Patrick Armstrong, managing partner at Plurimi Investment Managers, told CNBC Monday that, “Tesla is obviously leading the charge with electronic, electric cars. Rightly so, that’s where the industry is going.”
But Armstrong’s notes pointed out that while Tesla sold 47,000 electric cars through to June, BMW’s sales of plug in cars were 50,000 through to July. “BMW is not getting credit,” Armstrong said.
In addition, Tesla remains loss making despite a surge in second-quarter revenues, while BMW saw net profit rise 14 percent in the same time period. Armstrong said that Tesla’s negative earnings were “hard to justify.”
Adding to his rationale, Armstrong questioned whether Tesla would become “the Apple of electric cars,” arguing that the Elon Musk-led company “isn’t going to end up with a monopoly position, governments aren’t going to allow that.”

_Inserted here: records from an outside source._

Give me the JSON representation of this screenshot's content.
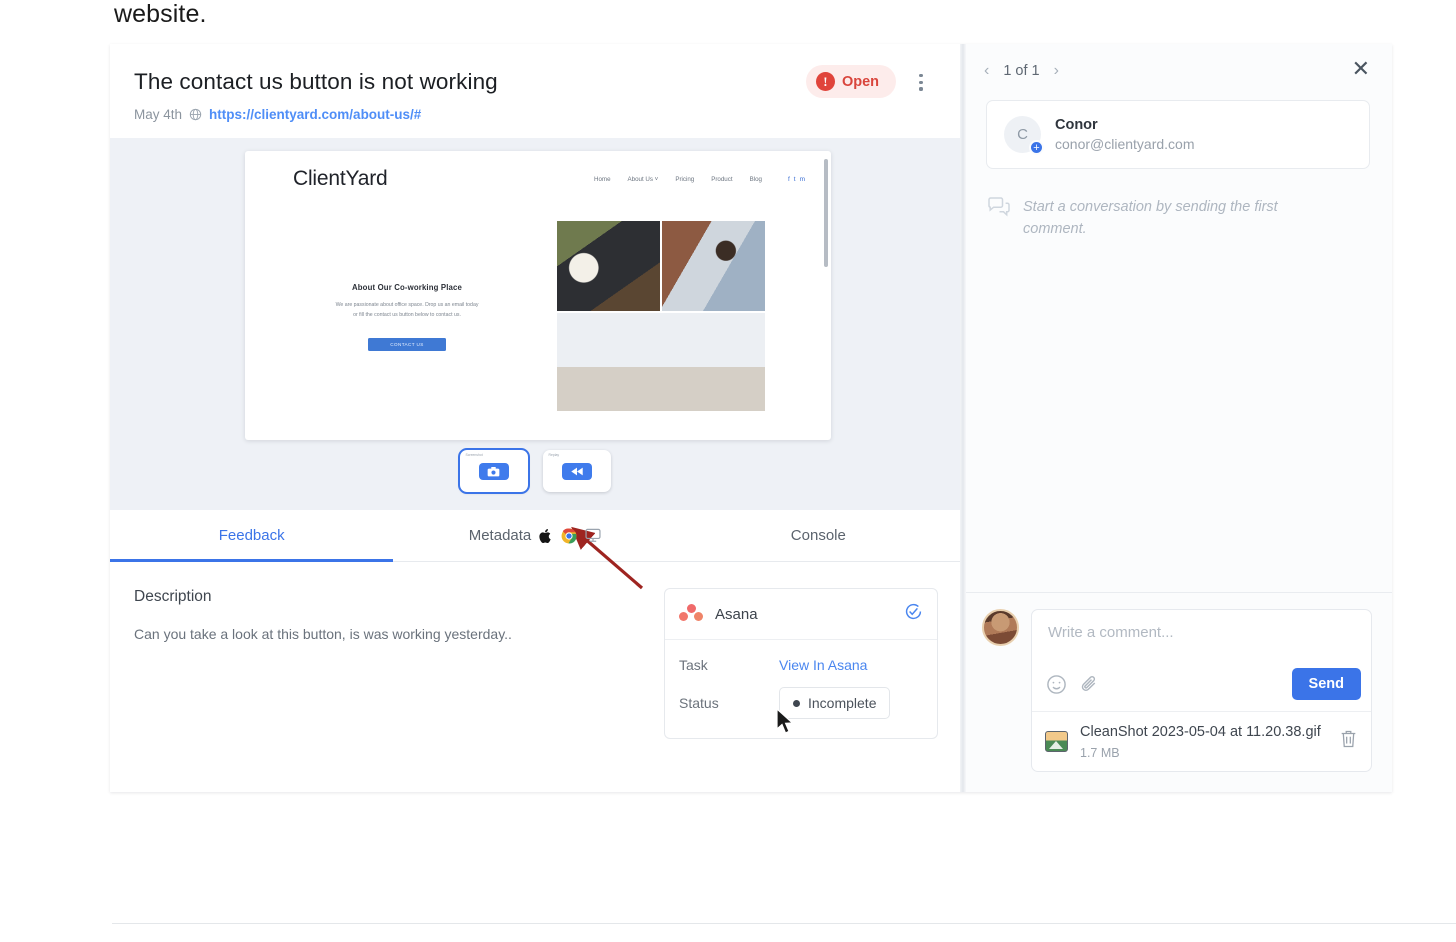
{
  "stray_text": "website.",
  "header": {
    "title": "The contact us button is not working",
    "status_label": "Open",
    "status_color": "#d9453c",
    "date": "May 4th",
    "url": "https://clientyard.com/about-us/#",
    "menu_icon": "kebab-menu-icon"
  },
  "preview": {
    "site": {
      "logo": "ClientYard",
      "nav": [
        "Home",
        "About Us ˅",
        "Pricing",
        "Product",
        "Blog"
      ],
      "social": [
        "f",
        "t",
        "m"
      ],
      "heading": "About Our Co-working Place",
      "paragraph_1": "We are passionate about office space. Drop us an email today",
      "paragraph_2": "or fill the contact us button below to contact us.",
      "button_label": "CONTACT US"
    },
    "thumbnails": [
      {
        "caption": "Screenshot",
        "icon": "camera-icon",
        "selected": true
      },
      {
        "caption": "Replay",
        "icon": "rewind-icon",
        "selected": false
      }
    ]
  },
  "tabs": [
    {
      "label": "Feedback",
      "active": true
    },
    {
      "label": "Metadata",
      "active": false,
      "icons": [
        "apple-icon",
        "chrome-icon",
        "desktop-icon"
      ]
    },
    {
      "label": "Console",
      "active": false
    }
  ],
  "feedback": {
    "description_heading": "Description",
    "description_text": "Can you take a look at this button, is was working yesterday..",
    "integration": {
      "name": "Asana",
      "sync_icon": "sync-check-icon",
      "rows": [
        {
          "key": "Task",
          "value": "View In Asana",
          "type": "link"
        },
        {
          "key": "Status",
          "value": "Incomplete",
          "type": "chip"
        }
      ]
    }
  },
  "right_panel": {
    "nav": {
      "prev": "‹",
      "counter": "1 of 1",
      "next": "›"
    },
    "close_icon": "close-icon",
    "user": {
      "initial": "C",
      "name": "Conor",
      "email": "conor@clientyard.com",
      "badge_icon": "add-user-icon"
    },
    "empty_state": {
      "icon": "chat-bubble-icon",
      "text": "Start a conversation by sending the first comment."
    },
    "composer": {
      "placeholder": "Write a comment...",
      "emoji_icon": "emoji-icon",
      "attach_icon": "paperclip-icon",
      "send_label": "Send",
      "attachment": {
        "name": "CleanShot 2023-05-04 at 11.20.38.gif",
        "size": "1.7 MB",
        "delete_icon": "trash-icon"
      }
    }
  }
}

“Tesla great for consumers because cars are priced in a non-profitable way, but that is not great for shareholders as it won’t crowd out competition in this industry,” unlike Amazon’s trajectory in the retail space, he added in his note.
Short interest swirling around Tesla’s stock has caught CEO Musk’s attention previously. In June this year, he posted a series of tweets addressing the issue.
Tesla is expected to unveil a new electric truck offering in late October.
BMW, meanwhile, is aiming to mass produce electric cars by 2020, with 12 different models by 2025.
Armstrong was also downbeat on another major disruptor stock, this time in the entertainment industry. He was short on Netflix, but long on Disney, arguing that the latter company is set for a bumper 2019 with releases in major franchises such as Frozen, Indiana Jones and Star Wars.
Disclaimer: Plurimi Investment Managers holds short positions in Tesla and Netflix and long positions in BMW and Disney.